Today, I am an agnostic rather than an atheist because to be certain God does not exist would be arrogant and presumptuous. The most I can say is that I see no evidence of God. I will not believe that God exists simply because we need him, or are lonely, or because life must have meaning, or because we die.
A Prayer
It would not be honest of me to close without telling you that I prayed once last year. I have not prayed since childhood, not since the thought experiment in which I asked God to move the pencil. I do not really know how to pray, in the sense of someone who knows he has a relationship with God or is communicating with an actual being.

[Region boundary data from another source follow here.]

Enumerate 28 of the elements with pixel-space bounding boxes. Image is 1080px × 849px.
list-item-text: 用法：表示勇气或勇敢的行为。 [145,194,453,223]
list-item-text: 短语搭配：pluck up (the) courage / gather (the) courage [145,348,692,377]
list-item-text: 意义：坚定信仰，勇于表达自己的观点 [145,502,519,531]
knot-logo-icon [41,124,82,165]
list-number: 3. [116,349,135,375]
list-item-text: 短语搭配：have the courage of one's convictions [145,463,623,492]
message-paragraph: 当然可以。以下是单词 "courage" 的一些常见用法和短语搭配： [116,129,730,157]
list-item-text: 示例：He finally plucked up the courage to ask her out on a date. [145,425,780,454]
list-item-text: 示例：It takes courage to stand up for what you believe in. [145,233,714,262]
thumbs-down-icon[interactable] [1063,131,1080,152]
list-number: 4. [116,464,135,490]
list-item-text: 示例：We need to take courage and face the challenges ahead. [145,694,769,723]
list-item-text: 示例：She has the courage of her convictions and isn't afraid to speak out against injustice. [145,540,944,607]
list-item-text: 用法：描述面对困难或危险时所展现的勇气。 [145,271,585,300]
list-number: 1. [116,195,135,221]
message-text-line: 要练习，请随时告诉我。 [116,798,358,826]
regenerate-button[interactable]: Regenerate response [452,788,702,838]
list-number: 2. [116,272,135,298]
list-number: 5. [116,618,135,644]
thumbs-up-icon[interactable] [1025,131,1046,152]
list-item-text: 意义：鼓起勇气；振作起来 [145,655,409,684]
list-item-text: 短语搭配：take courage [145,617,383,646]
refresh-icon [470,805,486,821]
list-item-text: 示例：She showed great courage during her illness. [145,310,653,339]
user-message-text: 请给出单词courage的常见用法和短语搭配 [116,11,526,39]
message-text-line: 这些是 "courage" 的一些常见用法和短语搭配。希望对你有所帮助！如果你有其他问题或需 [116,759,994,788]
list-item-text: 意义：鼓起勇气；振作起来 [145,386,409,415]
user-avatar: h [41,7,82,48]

My youngest brother called to say that he had been diagnosed with HIV and the storm, for the first time in many years, smashed through the wall. Everything revised itself; I began to see what the years to come would be like, for him and for us, and I could not stand the thought of my brother's suffering. One morning, before my wife was awake, I knelt down in the living room and spoke to God. What I told him is private. But I stand by it today; I think about it sometimes and reaffirm it. I gave my word, and I do not know whether the being to whom I gave my word exists, but I stand by it.
When my brother called again, a week later, to say that a second test had disclosed that the results of the first one was false (a third test confirmed it), I felt such joy that I jumped into a snowbank in front of our house, and I played in the snow like a child.